© Copyright International Business Machines Corporation 2002. All rights reserved.
Web services is the latest darling of the computing world, promising to solve all of our computing problems, including platform differences and interoperability with legacy systems. Almost every article mentions that Web services can work across a variety of protocols, but they discuss only SOAP/HTTP in any detail. HTTP is easy to understand and therefore has been most often defined and implemented, but it's clearly not the only choice for Web services.
This series of articles will discuss making Web services available via an implementation of SOAP over Simple Mail Transfer Protocol (SMTP), with the Web service hosted within WebSphere® Application Server. Different approaches are shown, to support different Qualities of Service and exploit existing infrastructures. The articles will not discuss the creation of Web services, but rather their use of SOAP over SMTP bindings for their interfaces instead of the more common SOAP over HTTP/HTPPS.
This series assumes that you're already familiar with SOAP and Web services technologies in general, so we'll spare you the familiar artwork of the triangle showing the Service-Oriented Architecture. Some familiarity with HTTP and SMTP will also help, but is not required.

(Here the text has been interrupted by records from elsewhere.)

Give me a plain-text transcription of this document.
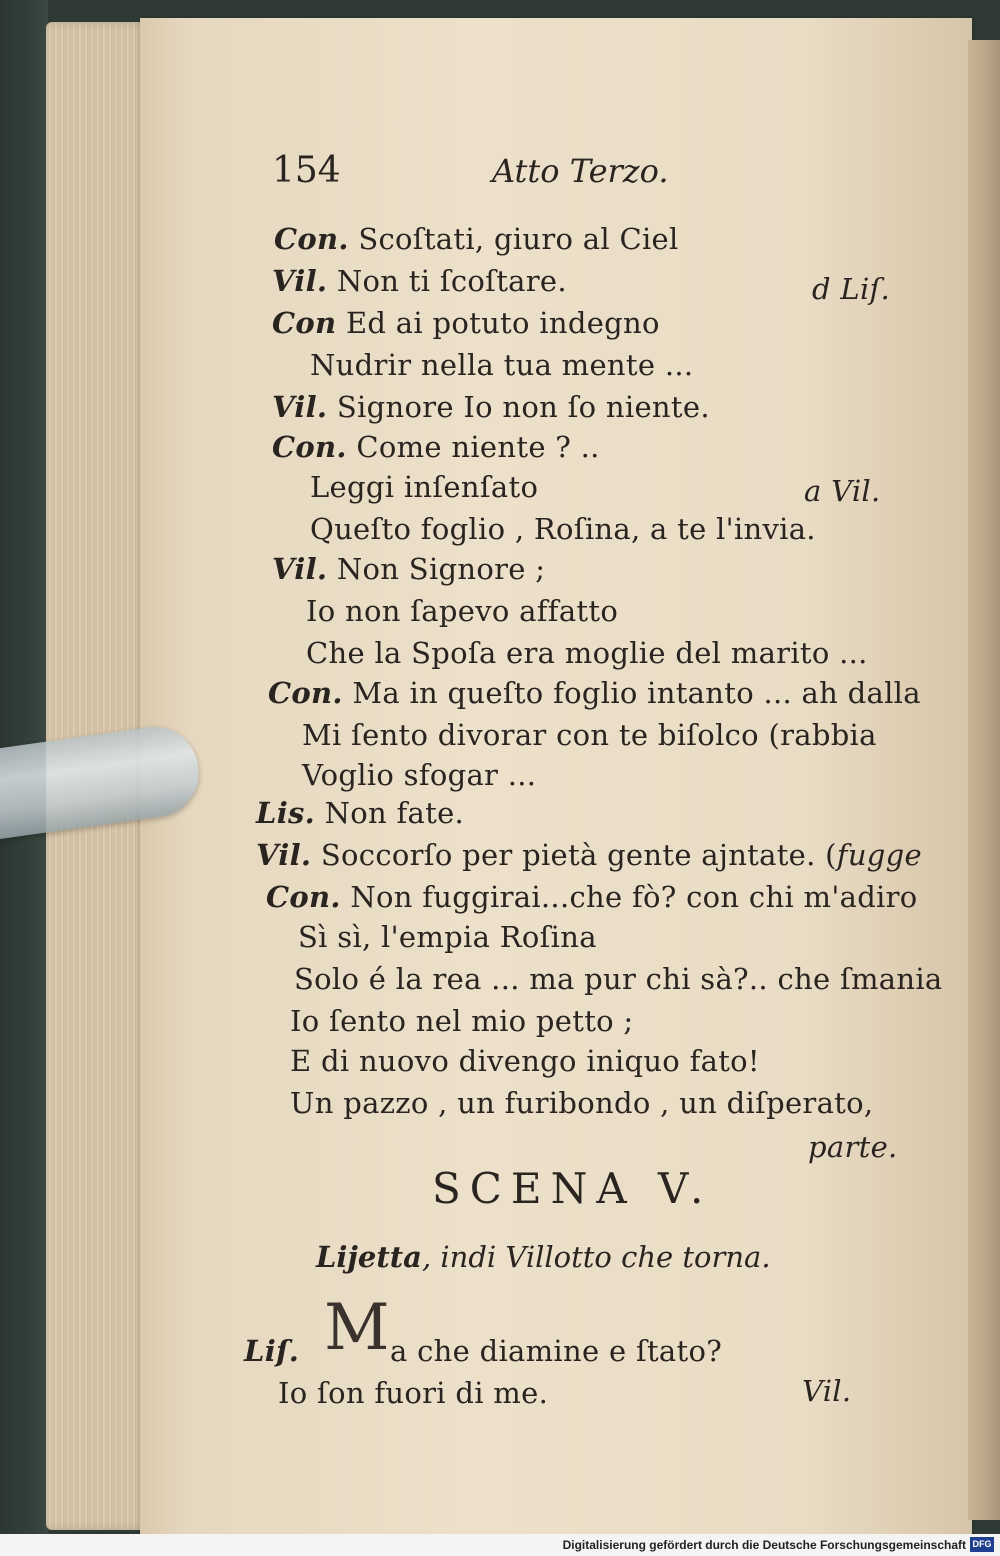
154	Atto Terzo.
Con. Scoſtati, giuro al Ciel
Vil. Non ti ſcoſtare.	d Liſ.
Con Ed ai potuto indegno
Nudrir nella tua mente ...
Vil. Signore Io non ſo niente.
Con. Come niente ? ..
Leggi inſenſato	a Vil.
Queſto foglio , Roſina, a te l'invia.
Vil. Non Signore ;
Io non ſapevo affatto
Che la Spoſa era moglie del marito ...
Con. Ma in queſto foglio intanto ... ah dalla
Mi ſento divorar con te biſolco (rabbia
Voglio sfogar ...
Lis. Non fate.
Vil. Soccorſo per pietà gente ajntate. (fugge
Con. Non fuggirai...che fò? con chi m'adiro
Sì sì, l'empia Roſina
Solo é la rea ... ma pur chi sà?.. che ſmania
Io ſento nel mio petto ;
E di nuovo divengo iniquo fato!
Un pazzo , un furibondo , un diſperato,
parte.
SCENA V.
Lijetta, indi Villotto che torna.
Liſ. M a che diamine e ſtato?
Io ſon fuori di me.	Vil.
Digitalisierung gefördert durch die Deutsche Forschungsgemeinschaft DFG
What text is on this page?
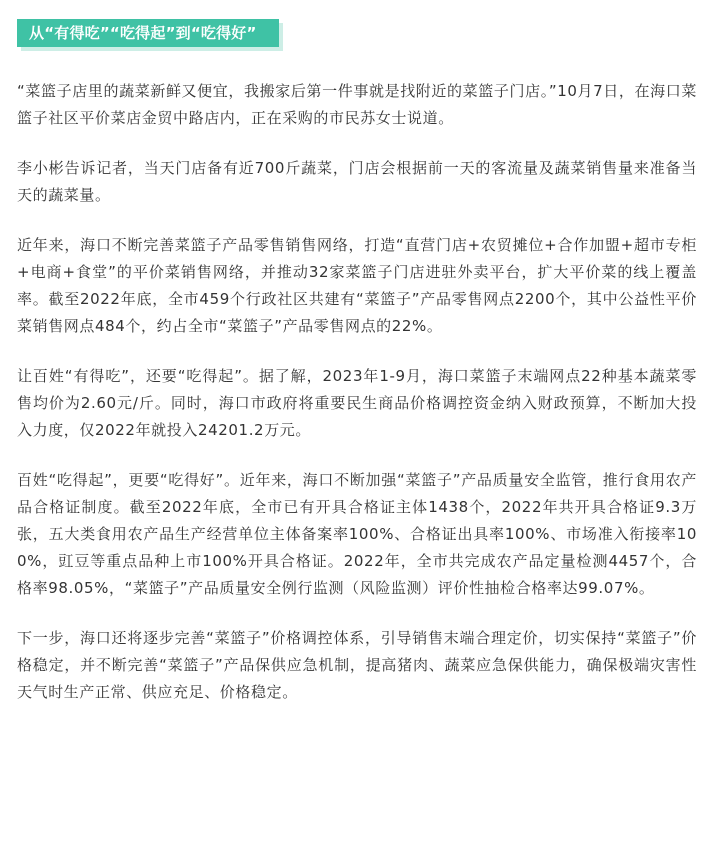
从“有得吃”“吃得起”到“吃得好”

“菜篮子店里的蔬菜新鲜又便宜，我搬家后第一件事就是找附近的菜篮子门店。”10月7日，在海口菜篮子社区平价菜店金贸中路店内，正在采购的市民苏女士说道。

李小彬告诉记者，当天门店备有近700斤蔬菜，门店会根据前一天的客流量及蔬菜销售量来准备当天的蔬菜量。

近年来，海口不断完善菜篮子产品零售销售网络，打造“直营门店+农贸摊位+合作加盟+超市专柜+电商+食堂”的平价菜销售网络，并推动32家菜篮子门店进驻外卖平台，扩大平价菜的线上覆盖率。截至2022年底，全市459个行政社区共建有“菜篮子”产品零售网点2200个，其中公益性平价菜销售网点484个，约占全市“菜篮子”产品零售网点的22%。

让百姓“有得吃”，还要“吃得起”。据了解，2023年1-9月，海口菜篮子末端网点22种基本蔬菜零售均价为2.60元/斤。同时，海口市政府将重要民生商品价格调控资金纳入财政预算，不断加大投入力度，仅2022年就投入24201.2万元。

百姓“吃得起”，更要“吃得好”。近年来，海口不断加强“菜篮子”产品质量安全监管，推行食用农产品合格证制度。截至2022年底，全市已有开具合格证主体1438个，2022年共开具合格证9.3万张，五大类食用农产品生产经营单位主体备案率100%、合格证出具率100%、市场准入衔接率100%，豇豆等重点品种上市100%开具合格证。2022年，全市共完成农产品定量检测4457个，合格率98.05%，“菜篮子”产品质量安全例行监测（风险监测）评价性抽检合格率达99.07%。

下一步，海口还将逐步完善“菜篮子”价格调控体系，引导销售末端合理定价，切实保持“菜篮子”价格稳定，并不断完善“菜篮子”产品保供应急机制，提高猪肉、蔬菜应急保供能力，确保极端灾害性天气时生产正常、供应充足、价格稳定。
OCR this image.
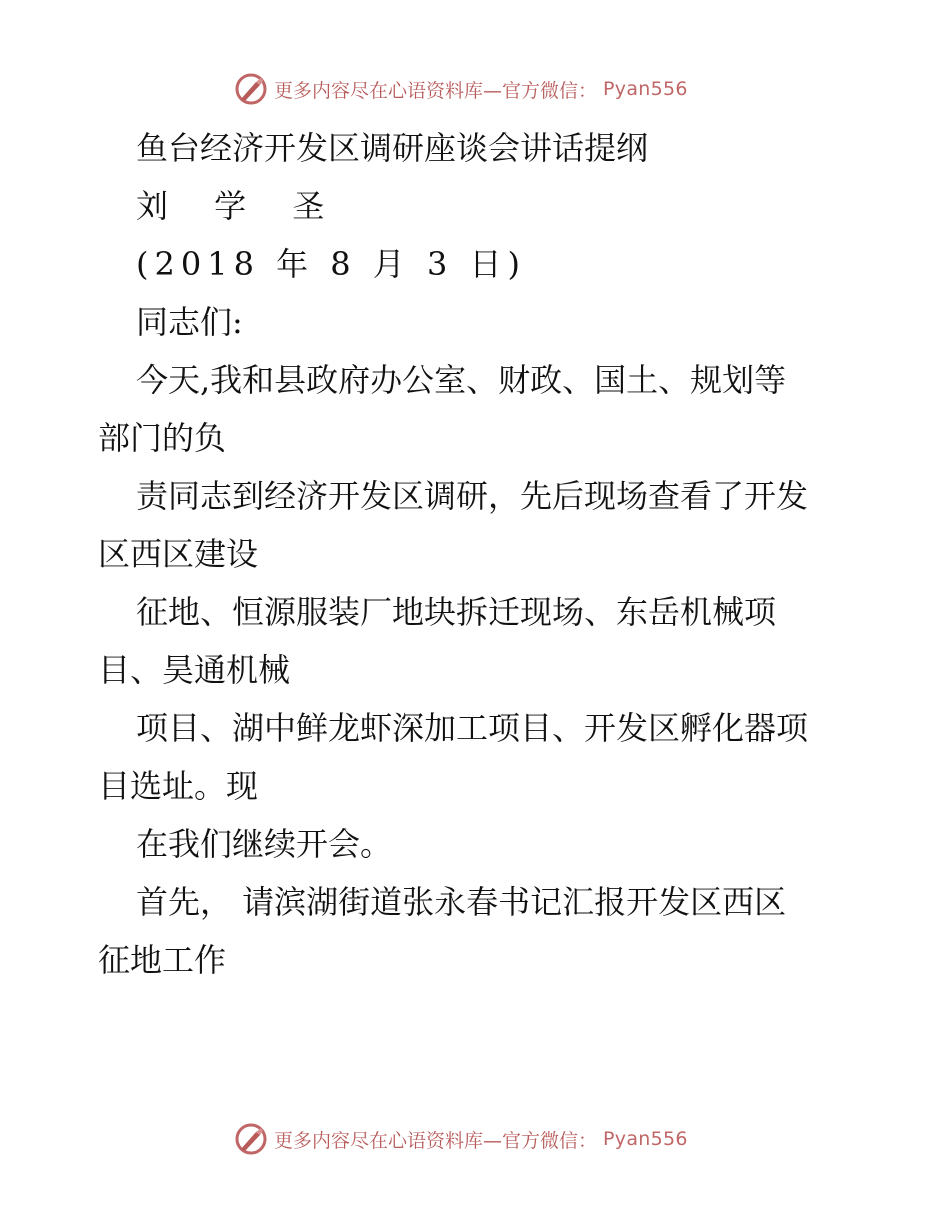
更多内容尽在心语资料库—官方微信： Pyan556
鱼台经济开发区调研座谈会讲话提纲
刘 学 圣
(2018 年 8 月 3 日)
同志们:
今天,我和县政府办公室、财政、国土、规划等
部门的负
责同志到经济开发区调研，先后现场查看了开发
区西区建设
征地、恒源服装厂地块拆迁现场、东岳机械项
目、昊通机械
项目、湖中鲜龙虾深加工项目、开发区孵化器项
目选址。现
在我们继续开会。
首先， 请滨湖街道张永春书记汇报开发区西区
征地工作
更多内容尽在心语资料库—官方微信： Pyan556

The examples in these articles use IBM WebSphere Studio Application Developer, using the built-in WebSphere Application Server, but any J2EE-compliant application server (including Tomcat) should work just fine.
There are several reasons why SOAP over HTTP is so common:
- HTTP is ubiquitous -- it's everywhere.
- HTTP is firewall-friendly, using only a couple of well-known ports, and firewalls are almost always configured to pass this protocol.
- HTTP is easily secured, with encryption via Secure Socket Layer for HTTPS, and various certificate types for authentication.
Some of these reasons also apply to SMTP. E-mail is as common as Web browsing -- many of us have multiple e-mail accounts that we check every day. SMTP uses a well-known port, so it's easy to set up a firewall to pass it, and almost every firewall is configured to do so. Encryption is not as common, but is still easily set up using digital signing with PGP or other methods.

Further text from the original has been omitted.